Steinberg said the late Bernard J. Tyson was vital in getting the funding. Steinberg made the request, and the two struck up a friendship before Bernard died suddenly in November. His staff followed through.
“I dedicated the announcement in his memory and in his spirit,” Steinberg said.
Kaiser Permanente is also donating $25 million to create and preserve affordable housing units in the county, starting with preserving 172 affordable units at three properties in Sacramento and Rancho Cordova. The properties are open to low-income residents who receive Housing Choice First vouchers, formerly called Section 8.
The company declined to disclose the locations of the properties, citing privacy concerns. The funding will support acquisition and renovation of the properties, a company spokeswoman said.
Steinberg said that money will complement the $100 million housing trust fund the city is launching using Measure U sales tax revenue to spark the construction of much-needed affordable housing units.
“All these funds will work together to aggressively produce as much supply as we can,” Steinberg said.

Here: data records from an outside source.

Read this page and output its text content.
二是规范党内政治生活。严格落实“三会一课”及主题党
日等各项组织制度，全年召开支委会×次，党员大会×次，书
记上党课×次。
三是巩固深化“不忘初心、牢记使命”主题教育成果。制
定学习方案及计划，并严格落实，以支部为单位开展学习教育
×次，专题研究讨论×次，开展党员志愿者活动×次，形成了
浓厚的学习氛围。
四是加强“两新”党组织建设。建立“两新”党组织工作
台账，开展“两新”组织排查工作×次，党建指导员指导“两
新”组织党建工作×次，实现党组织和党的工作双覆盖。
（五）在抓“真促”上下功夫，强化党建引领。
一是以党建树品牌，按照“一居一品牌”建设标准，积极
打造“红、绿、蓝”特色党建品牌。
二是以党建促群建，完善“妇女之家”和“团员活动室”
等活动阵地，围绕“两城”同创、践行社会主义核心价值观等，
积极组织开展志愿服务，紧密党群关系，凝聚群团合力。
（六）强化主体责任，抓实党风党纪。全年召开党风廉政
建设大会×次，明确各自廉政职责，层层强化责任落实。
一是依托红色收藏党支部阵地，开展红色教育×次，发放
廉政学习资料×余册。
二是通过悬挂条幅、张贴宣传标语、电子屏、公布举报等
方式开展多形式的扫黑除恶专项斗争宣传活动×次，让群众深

In Sacramento, the rent for a typical apartment has gone up 45 percent, adjusting for inflation, in the last seven years, a Sacramento Bee analysis found.
The company also donated $2 million to the Community Solutions Built for Zero initiative, which aims to reduce chronic and veteran homelessness nationwide.
The company chose Sacramento partly because of its large and increasing number of homeless people sleeping outdoors, according to a news release.
Volunteers in January 2019 counted 5,570 homeless people living in Sacramento County, mostly in the city. That was a 19 percent increase from the number they counted in 2017. About 70 percent of the county’s homeless are living outdoors.